5. Flip the pancakes when there are bubbles on top and they smell toasty. (Note that there won’t be as much bubbling as there is with regular pancakes. The smell and perhaps a tiny bit of smoke will be the best way to tell if they are ready to flip.) Continue to cook on the banana side for about 2 minutes. Repeat with the remaining batter. Serve immediately.
GALANGAL LEMONGRASS SOUP
Though all soups benefit from spending hours simmering on the stovetop to allow the full flavors of the dish to sing in perfect harmony, those of us short on time can also choose to increase the flavor ingredients for a similar effect. In this case, using a larger than normal amount of lemongrass, kaffir lime leaves, and galangal counteracts the limited cooking time while providing you that symphonic splendor you deserve. Served with rice noodles, this dish can be a satisfying light meal.
SERVES 4 TO 6
 
8 cups water or vegetable stock (see page 228)

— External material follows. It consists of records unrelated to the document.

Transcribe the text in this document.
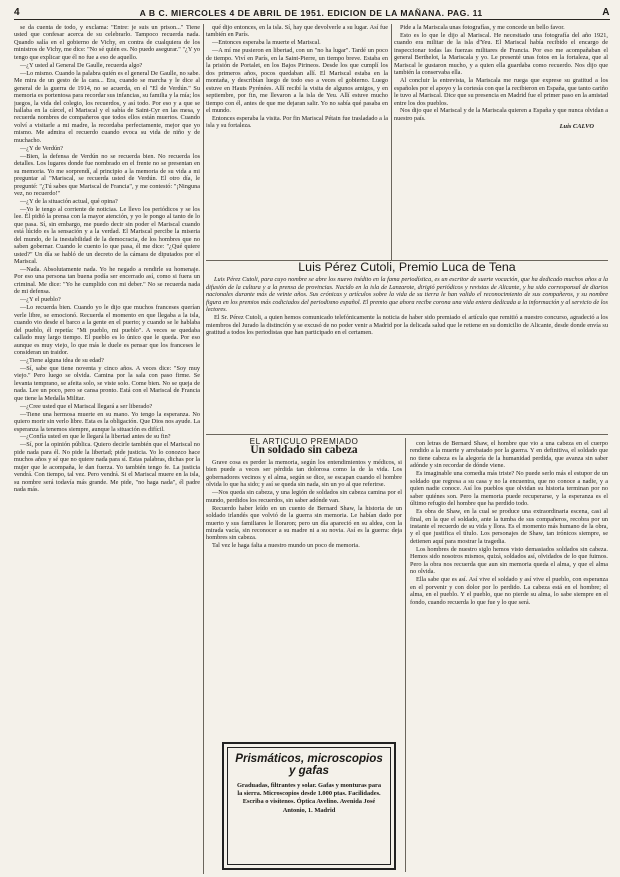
4	A B C. MIERCOLES 4 DE ABRIL DE 1951. EDICION DE LA MAÑANA. PAG. 11	A

se da cuenta de todo, y exclama: "Entre: je suis un prison..." Tiene usted que confesar acerca de su celebrarlo. Tampoco recuerda nada. Quando salía en el gobierno de Vichy, en contra de cualquiera de los ministros de Vichy, me dice: "No sé quién es. No puedo asegurar." "¿Y yo tengo que explicar que él no fue a eso de aquello.

—¿Y usted al General De Gaulle, recuerda algo?

—Lo mismo. Cuando la palabra quién es el general De Gaulle, no sabe. Me mira de un gesto de la cara... Era, cuando se marcha y le dice al general de la guerra de 1914, no se acuerda, en el "El de Verdún." Su memoria es portentosa para recordar sus infancias, su familia y la mía; los juegos, la vida del colegio, los recuerdos, y así todo. Por eso y a que se hallaba en la cárcel, el Mariscal y el sabía de Saint-Cyr en las mesa, y recuerda nombres de compañeros que todos ellos están muertos. Cuando volví a visitarle a mi madre, la recordaba perfectamente, mejor que yo mismo. Me admira el recuerdo cuando evoca su vida de niño y de muchacho.

—¿Y de Verdún?

—Bien, la defensa de Verdún no se recuerda bien. No recuerda los detalles. Los lugares donde fue nombrado en el frente no se presentan en su memoria. Yo me sorprendí, al principio a la memoria de su vida a mi preguntar al "Mariscal, se recuerda usted de Verdún. El otro día, le pregunté: "¿Tú sabes que Mariscal de Francia", y me contestó: "¡Ninguna vez, no recuerdo!"

—¿Y de la situación actual, qué opina?

—Yo le tengo al corriente de noticias. Le llevo los periódicos y se los lee. Él pidió la prensa con la mayor atención, y yo le pongo al tanto de lo que pasa. Sí, sin embargo, me puedo decir sin poder el Mariscal cuando está lúcido es la sensación y a la verdad. El Mariscal percibe la miseria del mundo, de la inestabilidad de la democracia, de los hombres que no saben gobernar. Cuando le cuento lo que pasa, él me dice: "¿Qué quiere usted?" Un día se habló de un decreto de la cámara de diputados por el Mariscal.

—Nada. Absolutamente nada. Yo he negado a rendirle su homenaje. Por eso una persona tan buena podía ser encerrado así, como si fuera un criminal. Me dice: "Yo he cumplido con mi deber." No se recuerda nada de mi defensa.

—¿Y el pueblo?

—Lo recuerda bien. Cuando yo le dijo que muchos franceses querían verle libre, se emocionó. Recuerda el momento en que llegaba a la isla, cuando vio desde el barco a la gente en el puerto; y cuando se le hablaba del pueblo, él repetía: "Mi pueblo, mi pueblo". A veces se quedaba callado muy largo tiempo. El pueblo es lo único que le queda. Por eso aunque es muy viejo, lo que más le duele es pensar que los franceses le consideran un traidor.

—¿Tiene alguna idea de su edad?

—Sí, sabe que tiene noventa y cinco años. A veces dice: "Soy muy viejo." Pero luego se olvida. Camina por la sala con paso firme. Se levanta temprano, se afeita solo, se viste solo. Come bien. No se queja de nada. Lee un poco, pero se cansa pronto. Está con el Mariscal de Francia que tiene la Medalla Militar.

—¿Cree usted que el Mariscal llegará a ser liberado?

—Tiene una hermosa muerte en su mano. Yo tengo la esperanza. No quiero morir sin verlo libre. Esta es la obligación. Que Dios nos ayude. La esperanza la tenemos siempre, aunque la situación es difícil.

—¿Confía usted en que le llegará la libertad antes de su fin?

—Sí, por la opinión pública. Quiero decirle también que el Mariscal no pide nada para él. No pide la libertad; pide justicia. Yo lo conozco hace muchos años y sé que no quiere nada para sí. Estas palabras, dichas por la mujer que le acompaña, le dan fuerza. Yo también tengo fe. La justicia vendrá. Con tiempo, tal vez. Pero vendrá. Si el Mariscal muere en la isla, su nombre será todavía más grande. Me pide, "no haga nada", él padre nada más.

qué dijo entonces, en la isla. Sí, hay que devolverle a su lugar. Así fue también en París.

—Entonces esperaba la muerte el Mariscal.

—A mí me pusieron en libertad, con un "no ha lugar". Tardé un poco de tiempo. Viví en París, en la Saint-Pierre, un tiempo breve. Estaba en la prisión de Portalet, en los Bajos Pirineos. Desde los que cumplí los dos primeros años, pocos quedaban allí. El Mariscal estaba en la montaña, y describían luego de todo eso a veces el gobierno. Luego estuve en Hauts Pyrénées. Allí recibí la visita de algunos amigos, y en septiembre, por fin, me llevaron a la isla de Yeu. Allí estuve mucho tiempo con él, antes de que me dejaran salir. Yo no sabía qué pasaba en el mundo.

Entonces esperaba la visita. Por fin Mariscal Pétain fue trasladado a la isla y su fortaleza.

Pide a la Mariscala unas fotografías, y me concede un bello favor.

Esto es lo que le dijo al Mariscal. He necesitado una fotografía del año 1921, cuando era militar de la isla d'Yeu. El Mariscal había recibido el encargo de inspeccionar todas las fuerzas militares de Francia. Por eso me acompañaban el general Berthelot, la Mariscala y yo. Le presenté unas fotos en la fortaleza, que al Mariscal le gustaron mucho, y a quien ella guardaba como recuerdo. Nos dijo que también la conservaba ella.

Al concluir la entrevista, la Mariscala me ruega que exprese su gratitud a los españoles por el apoyo y la cortesía con que la recibieron en España, que tanto cariño le tuvo al Mariscal. Dice que su presencia en Madrid fue el primer paso en la amistad entre los dos pueblos.

Nos dijo que el Mariscal y de la Mariscala quieren a España y que nunca olvidan a nuestro país.

Luis CALVO
Luis Pérez Cutoli, Premio Luca de Tena

Luis Pérez Cutoli, para cuyo nombre se abre los nuevo inédito en la fama periodística, es un escritor de suerte vocación, que ha dedicado muchos años a la difusión de la cultura y a la prensa de provincias. Nacido en la isla de Lanzarote, dirigió periódicos y revistas de Alicante, y ha sido corresponsal de diarios nacionales durante más de veinte años. Sus crónicas y artículos sobre la vida de su tierra le han valido el reconocimiento de sus compañeros, y su nombre figura en los premios más codiciados del periodismo español. El premio que ahora recibe corona una vida entera dedicada a la información y al servicio de los lectores.

El Sr. Pérez Cutoli, a quien hemos comunicado telefónicamente la noticia de haber sido premiado el artículo que remitió a nuestro concurso, agradeció a los miembros del Jurado la distinción y se excusó de no poder venir a Madrid por la delicada salud que le retiene en su domicilio de Alicante, desde donde envía su gratitud a todos los periodistas que han participado en el certamen.

EL ARTICULO PREMIADO
Un soldado sin cabeza

Grave cosa es perder la memoria, según los entendimientos y médicos, si bien puede a veces ser pérdida tan dolorosa como la de la vida. Los gobernadores vecinos y el alma, según se dice, se escapan cuando el hombre olvida lo que ha sido; y así se queda sin nada, sin un yo al que referirse.

—Nos queda sin cabeza, y una legión de soldados sin cabeza camina por el mundo, perdidos los recuerdos, sin saber adónde van.

Recuerdo haber leído en un cuento de Bernard Shaw, la historia de un soldado irlandés que volvió de la guerra sin memoria. Le habían dado por muerto y sus familiares le lloraron; pero un día apareció en su aldea, con la mirada vacía, sin reconocer a su madre ni a su novia. Así es la guerra: deja hombres sin cabeza.

Tal vez le haga falta a nuestro mundo un poco de memoria.

con letras de Bernard Shaw, el hombre que vio a una cabeza en el cuerpo rendido a la muerte y arrebatado por la guerra. Y en definitiva, el soldado que no tiene cabeza es la alegoría de la humanidad perdida, que avanza sin saber adónde y sin recordar de dónde viene.

Es imaginable una comedia más triste? No puede serlo más el estupor de un soldado que regresa a su casa y no la encuentra, que no conoce a nadie, y a quien nadie conoce. Así los pueblos que olvidan su historia terminan por no saber quiénes son. Pero la memoria puede recuperarse, y la esperanza es el último refugio del hombre que ha perdido todo.

Es obra de Shaw, en la cual se produce una extraordinaria escena, casi al final, en la que el soldado, ante la tumba de sus compañeros, recobra por un instante el recuerdo de su vida y llora. Es el momento más humano de la obra, y el que justifica el título. Los personajes de Shaw, tan irónicos siempre, se detienen aquí para mostrar la tragedia.

Los hombres de nuestro siglo hemos visto demasiados soldados sin cabeza. Hemos sido nosotros mismos, quizá, soldados así, olvidados de lo que fuimos. Pero la obra nos recuerda que aun sin memoria queda el alma, y que el alma no olvida.

Ella sabe que es así. Así vive el soldado y así vive el pueblo, con esperanza en el porvenir y con dolor por lo perdido. La cabeza está en el hombre; el alma, en el pueblo. Y el pueblo, que no pierde su alma, lo sabe siempre en el fondo, cuando recuerda lo que fue y lo que será.

Prismáticos, microscopios y gafas
Graduadas, filtrantes y solar. Gafas y monturas para la sierra. Microscopios desde 1.000 ptas. Facilidades. Escriba o visítenos. Óptica Avelino. Avenida José Antonio, 1. Madrid
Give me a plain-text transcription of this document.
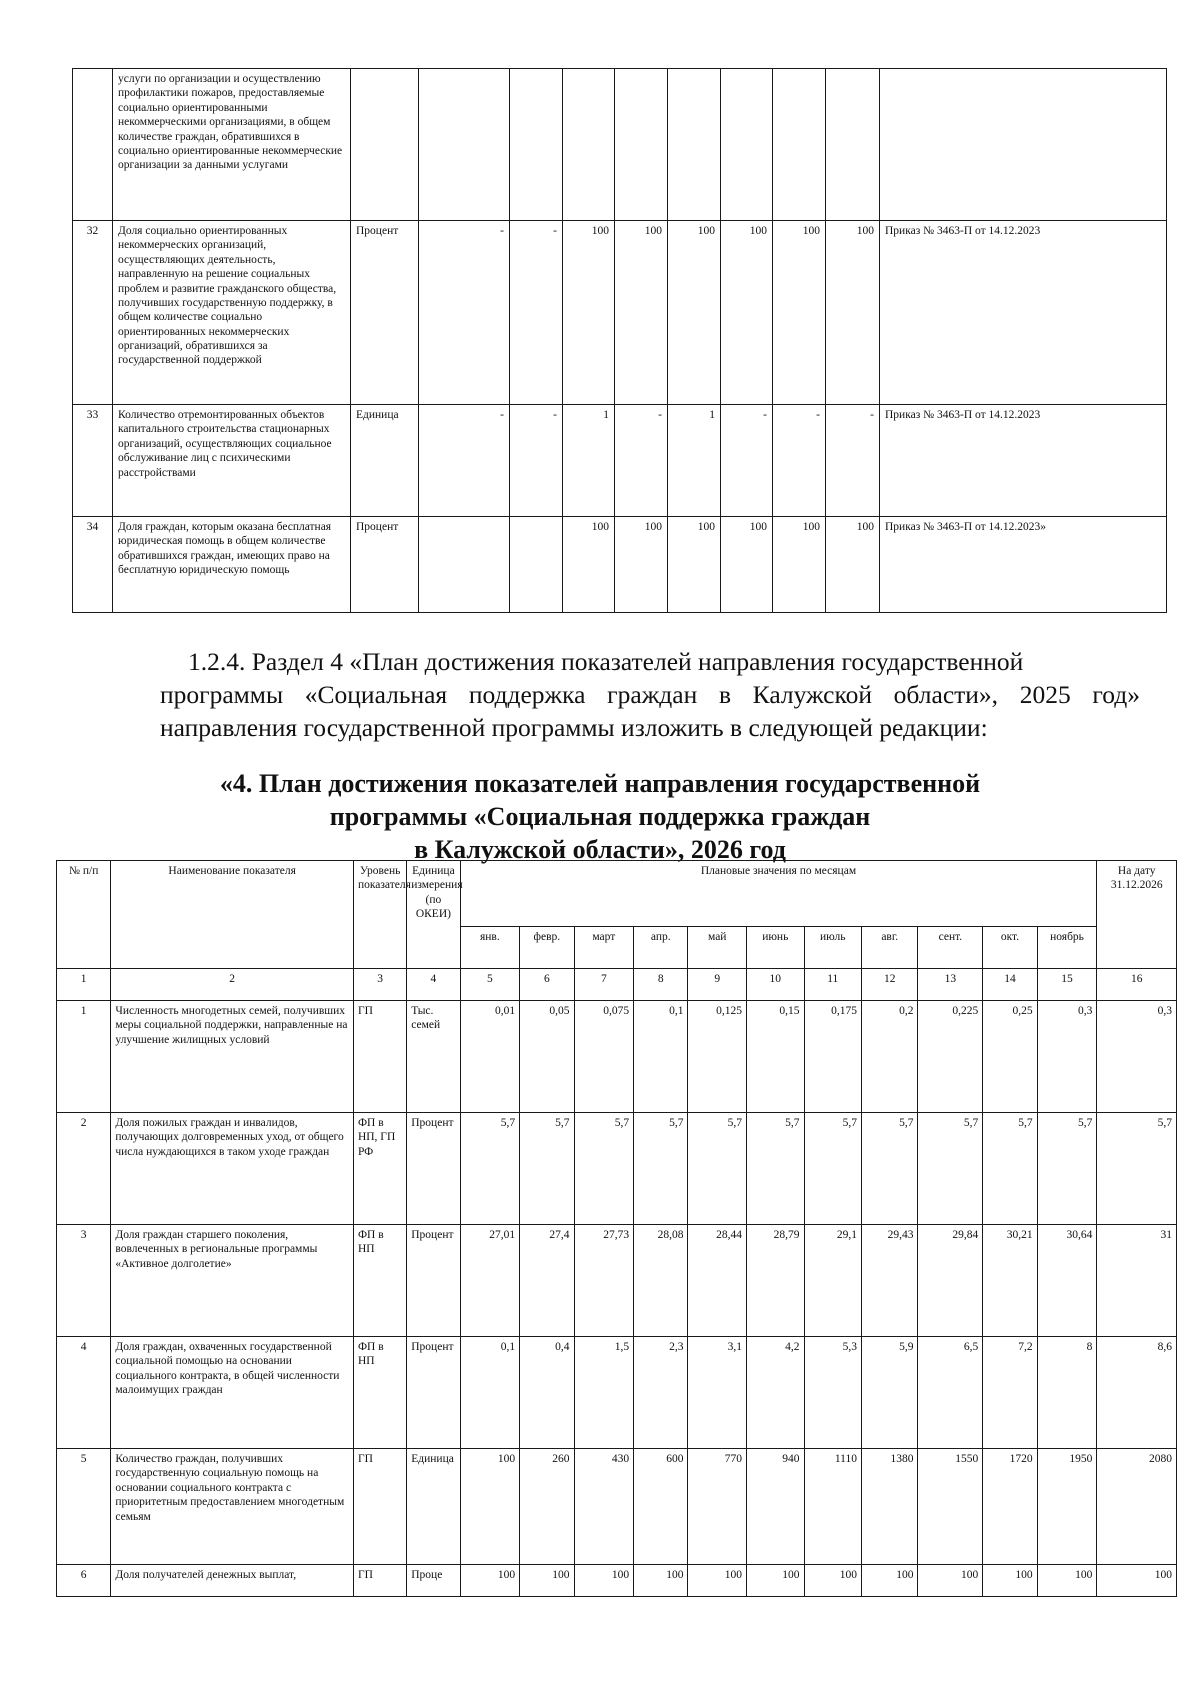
	услуги по организации и осуществлению профилактики пожаров, предоставляемые социально ориентированными некоммерческими организациями, в общем количестве граждан, обратившихся в социально ориентированные некоммерческие организации за данными услугами										
32	Доля социально ориентированных некоммерческих организаций, осуществляющих деятельность, направленную на решение социальных проблем и развитие гражданского общества, получивших государственную поддержку, в общем количестве социально ориентированных некоммерческих организаций, обратившихся за государственной поддержкой	Процент	-	-	100	100	100	100	100	100	Приказ № 3463-П от 14.12.2023
33	Количество отремонтированных объектов капитального строительства стационарных организаций, осуществляющих социальное обслуживание лиц с психическими расстройствами	Единица	-	-	1	-	1	-	-	-	Приказ № 3463-П от 14.12.2023
34	Доля граждан, которым оказана бесплатная юридическая помощь в общем количестве обратившихся граждан, имеющих право на бесплатную юридическую помощь	Процент			100	100	100	100	100	100	Приказ № 3463-П от 14.12.2023»
1.2.4. Раздел 4 «План достижения показателей направления государственной
программы «Социальная поддержка граждан в Калужской области», 2025 год»
направления государственной программы изложить в следующей редакции:
«4. План достижения показателей направления государственной
программы «Социальная поддержка граждан
в Калужской области», 2026 год
№ п/п	Наименование показателя	Уровень показателя	Единица измерения (по ОКЕИ)	Плановые значения по месяцам											На дату 31.12.2026
				янв.	февр.	март	апр.	май	июнь	июль	авг.	сент.	окт.	ноябрь	
1	2	3	4	5	6	7	8	9	10	11	12	13	14	15	16
1	Численность многодетных семей, получивших меры социальной поддержки, направленные на улучшение жилищных условий	ГП	Тыс. семей	0,01	0,05	0,075	0,1	0,125	0,15	0,175	0,2	0,225	0,25	0,3	0,3
2	Доля пожилых граждан и инвалидов, получающих долговременных уход, от общего числа нуждающихся в таком уходе граждан	ФП в НП, ГП РФ	Процент	5,7	5,7	5,7	5,7	5,7	5,7	5,7	5,7	5,7	5,7	5,7	5,7
3	Доля граждан старшего поколения, вовлеченных в региональные программы «Активное долголетие»	ФП в НП	Процент	27,01	27,4	27,73	28,08	28,44	28,79	29,1	29,43	29,84	30,21	30,64	31
4	Доля граждан, охваченных государственной социальной помощью на основании социального контракта, в общей численности малоимущих граждан	ФП в НП	Процент	0,1	0,4	1,5	2,3	3,1	4,2	5,3	5,9	6,5	7,2	8	8,6
5	Количество граждан, получивших государственную социальную помощь на основании социального контракта с приоритетным предоставлением многодетным семьям	ГП	Единица	100	260	430	600	770	940	1110	1380	1550	1720	1950	2080
6	Доля получателей денежных выплат,	ГП	Проце	100	100	100	100	100	100	100	100	100	100	100	100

3 stalks lemongrass, bottoms and outer stalks removed
4 kaffir lime leaves, thinly sliced, or 2 teaspoons lime zest
2-inch piece galangal, thinly sliced, or 2 tablespoons
peeled and minced fresh ginger
4 cloves garlic, pressed or minced
1 red chile, seeded and diced
1 cup thinly sliced carrot
1 (15-ounce) can straw mushrooms, or
1½ cups sliced cremini mushrooms
1 handful green beans or snow peas, thinly sliced (about ½ cup)
8 to 10 cherry tomatoes, quartered (about 1 cup)
¼ cup Bragg’s Liquid Aminos, soy sauce, or a combination
1 lemon or lime, juiced
¼ cup thinly sliced green onion
2 tablespoons minced fresh cilantro
1. Place the water in a large pot and begin heating over medium heat. Slice the lemongrass in half lengthwise and crush it by lightly pounding with a wooden spoon or other heavy object. Add to the pot with the lime leaves, galangal, garlic, and chile pepper. Cover and cook for 10 minutes.
2. Add the carrot, mushrooms, green beans, and tomatoes and cook for at least 5 minutes more, or until the carrots are soft.
3. Remove from the heat and add the Bragg’s, lemon juice, green onion, and cilantro. Stir well and remove the lemongrass before serving hot.
THAI COCONUT VEGETABLE SOUP (THOM KHA PAK)
Simple and satisfying, this soup will have your guests
oohhing
and
aahhing.
If you aren’t serving all of this soup immediately, you may want to leave the cabbage on the side. Portion out some shredded cabbage to each bowl (it will shrink down quite a bit when it gets hot), add the soup, and stir.
SERVES 8
 
6 cups water or vegetable stock (see page 228)
1 stalk lemongrass, bottoms and outer stalks removed
2 (14-ounce) cans coconut milk
2-inch piece fresh ginger, peeled
2 kaffir lime leaves, or 1 teaspoon lime zest
4 cups assorted chopped vegetables (carrots, zucchini, broccoli, eggplant, mushrooms)
1 cup yellow onion, sliced into quarter moons
2 red or green chiles, seeded and diced
1 lime, juiced
¼ cup Bragg’s Liquid Aminos
1 teaspoon sea salt, or to taste
¼ cup minced fresh cilantro
4 cups shredded napa cabbage, lightly packed
1 cup mung bean sprouts, optional garnish
1. Place the water in a large pot over medium heat. Slice the lemongrass in half lengthwise and crush it by lightly pounding with a wooden spoon or other heavy object, and add it to the pot. Using a blender, combine about half of the coconut milk with the ginger, and lime leaves on high speed for 20 seconds or until there are no chunks. Add the remaining coconut milk and blend for 5 to 10 seconds to incorporate. Pour this mixture into the water and continue cooking over medium heat while you prepare the vegetables.
2. Place each vegetable into the soup pot as you go, starting with the hardest, longest-cooking veggies. Add the onion and chiles, cover, and heat for 10 minutes or until all the veggies are tender.
3. Add the lime juice, Bragg’s, and salt, and stir. Cook for 2 more minutes and taste. If you think the soup needs more lemongrass, ginger, or kaffir lime, blend more now with ½ cup of the broth. Otherwise, add the cilantro and cabbage, stir well, and remove the lemongrass stalks. Serve immediately, garnished with mung bean sprouts, if using.